Хануман помолчал и ответил на свой скрытный манер:
– Я видел то, что видел, и вспомнил то, что вспомнил.
– А видел ли ты… взаимосвязанность всех экологии? Понял ли, как каждый кварк, каждая клетка, каждый организм и даже боги существуют одно в другом, и экологии распространяются через…
– Я видел слишком много, Данло.
– Правда? Разве это возможно – видеть слишком много?
– Я видел слишком ясно.
– Единая память. Видеть ее мерцание, ее связанность с материей, с нашим сознанием, с нами.
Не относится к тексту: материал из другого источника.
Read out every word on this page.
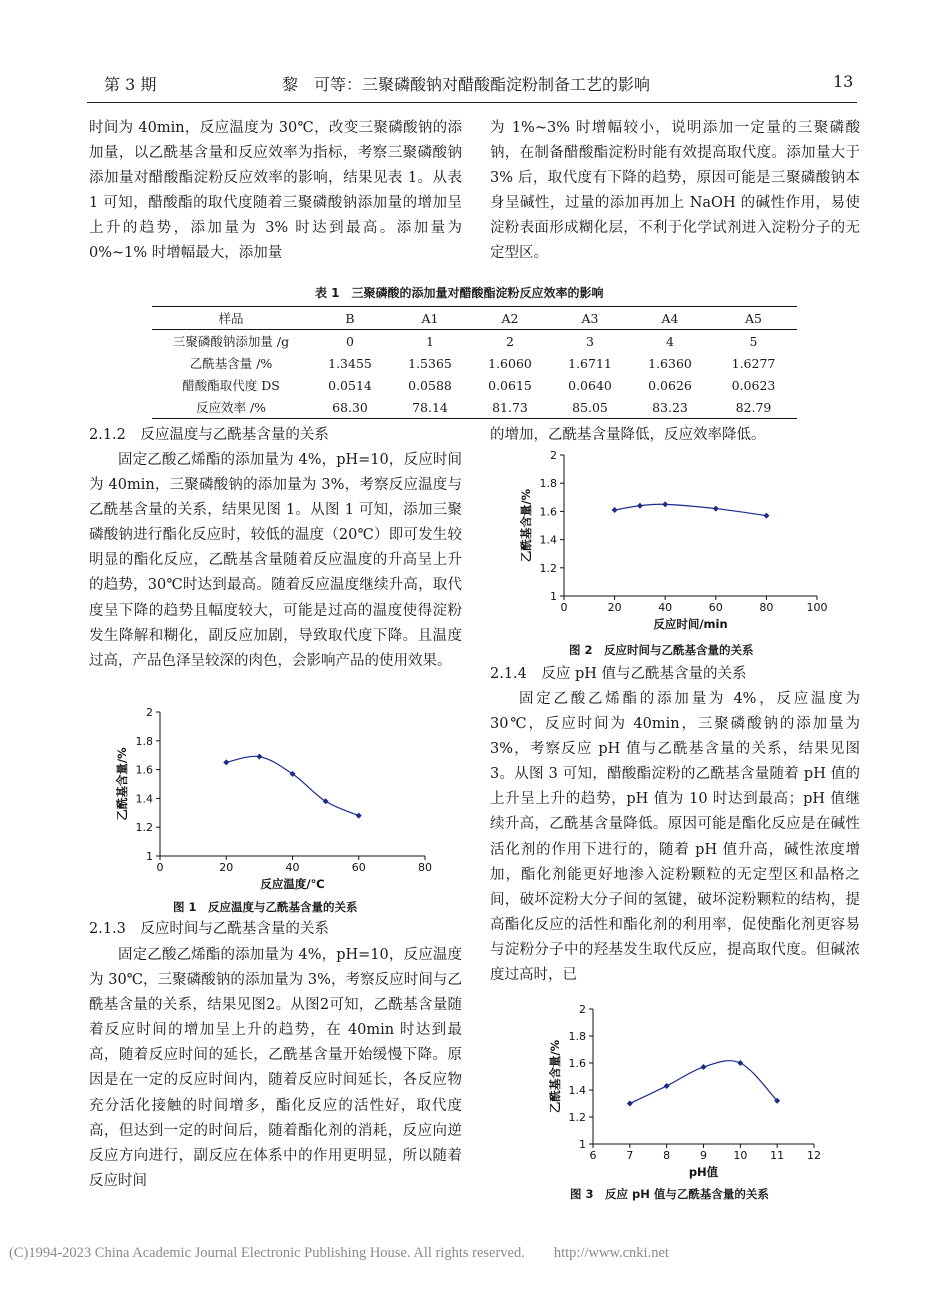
第 3 期	黎　可等：三聚磷酸钠对醋酸酯淀粉制备工艺的影响	13

时间为 40min，反应温度为 30℃，改变三聚磷酸钠的添加量，以乙酰基含量和反应效率为指标，考察三聚磷酸钠添加量对醋酸酯淀粉反应效率的影响，结果见表 1。从表 1 可知，醋酸酯的取代度随着三聚磷酸钠添加量的增加呈上升的趋势，添加量为 3% 时达到最高。添加量为 0%~1% 时增幅最大，添加量

为 1%~3% 时增幅较小，说明添加一定量的三聚磷酸钠，在制备醋酸酯淀粉时能有效提高取代度。添加量大于 3% 后，取代度有下降的趋势，原因可能是三聚磷酸钠本身呈碱性，过量的添加再加上 NaOH 的碱性作用，易使淀粉表面形成糊化层，不利于化学试剂进入淀粉分子的无定型区。

表 1　三聚磷酸的添加量对醋酸酯淀粉反应效率的影响
样品	B	A1	A2	A3	A4	A5
三聚磷酸钠添加量 /g	0	1	2	3	4	5
乙酰基含量 /%	1.3455	1.5365	1.6060	1.6711	1.6360	1.6277
醋酸酯取代度 DS	0.0514	0.0588	0.0615	0.0640	0.0626	0.0623
反应效率 /%	68.30	78.14	81.73	85.05	83.23	82.79
2.1.2　反应温度与乙酰基含量的关系

固定乙酸乙烯酯的添加量为 4%，pH=10，反应时间为 40min，三聚磷酸钠的添加量为 3%，考察反应温度与乙酰基含量的关系，结果见图 1。从图 1 可知，添加三聚磷酸钠进行酯化反应时，较低的温度（20℃）即可发生较明显的酯化反应，乙酰基含量随着反应温度的升高呈上升的趋势，30℃时达到最高。随着反应温度继续升高，取代度呈下降的趋势且幅度较大，可能是过高的温度使得淀粉发生降解和糊化，副反应加剧，导致取代度下降。且温度过高，产品色泽呈较深的肉色，会影响产品的使用效果。

1
1.2
1.4
1.6
1.8
2
0	20	40	60	80
反应温度/℃
乙酰基含量/%
图 1　反应温度与乙酰基含量的关系
2.1.3　反应时间与乙酰基含量的关系

固定乙酸乙烯酯的添加量为 4%，pH=10，反应温度为 30℃，三聚磷酸钠的添加量为 3%，考察反应时间与乙酰基含量的关系，结果见图2。从图2可知，乙酰基含量随着反应时间的增加呈上升的趋势，在 40min 时达到最高，随着反应时间的延长，乙酰基含量开始缓慢下降。原因是在一定的反应时间内，随着反应时间延长，各反应物充分活化接触的时间增多，酯化反应的活性好，取代度高，但达到一定的时间后，随着酯化剂的消耗，反应向逆反应方向进行，副反应在体系中的作用更明显，所以随着反应时间

的增加，乙酰基含量降低，反应效率降低。

1
1.2
1.4
1.6
1.8
2
0	20	40	60	80	100
反应时间/min
乙酰基含量/%
图 2　反应时间与乙酰基含量的关系
2.1.4　反应 pH 值与乙酰基含量的关系

固定乙酸乙烯酯的添加量为 4%，反应温度为 30℃，反应时间为 40min，三聚磷酸钠的添加量为 3%，考察反应 pH 值与乙酰基含量的关系，结果见图 3。从图 3 可知，醋酸酯淀粉的乙酰基含量随着 pH 值的上升呈上升的趋势，pH 值为 10 时达到最高；pH 值继续升高，乙酰基含量降低。原因可能是酯化反应是在碱性活化剂的作用下进行的，随着 pH 值升高，碱性浓度增加，酯化剂能更好地渗入淀粉颗粒的无定型区和晶格之间，破坏淀粉大分子间的氢键，破坏淀粉颗粒的结构，提高酯化反应的活性和酯化剂的利用率，促使酯化剂更容易与淀粉分子中的羟基发生取代反应，提高取代度。但碱浓度过高时，已

1
1.2
1.4
1.6
1.8
2
6	7	8	9 10 11 12
pH值
乙酰基含量/%
图 3　反应 pH 值与乙酰基含量的关系
(C)1994-2023 China Academic Journal Electronic Publishing House. All rights reserved.　　http://www.cnki.net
Последние двое суток я только и пытаюсь удержать ее во всей ясности.
– Я рад, что ты вынес из воспоминаний столько восторга, – с быстрой улыбкой сказал Хануман. – Никогда еще не видел тебя таким счастливым.
– А я никогда еще не видел… столько возможностей.
И Данло стал рассказывать Хануману о возможностях и эволюции жизни во вселенной. Он говорил, что люди свободны вырасти в богов или остаться во всем блеске человеческой славы, впервые став людьми по-настоящему. Как запомнилось Данло из Старшей Эдды, истинная человечность – не трагедия и не рок, от которого надо бежать, а скорее чудесная, золотая, никогда не осознанная прежде возможность, которую каждый человек способен сотворить для себя. Он говорил долго, ожидая какого-нибудь отклика или комментария от Ханумана, но тот все так же сидел, вертя в руках свой черный шар, молчаливый и загадочный, как цефик.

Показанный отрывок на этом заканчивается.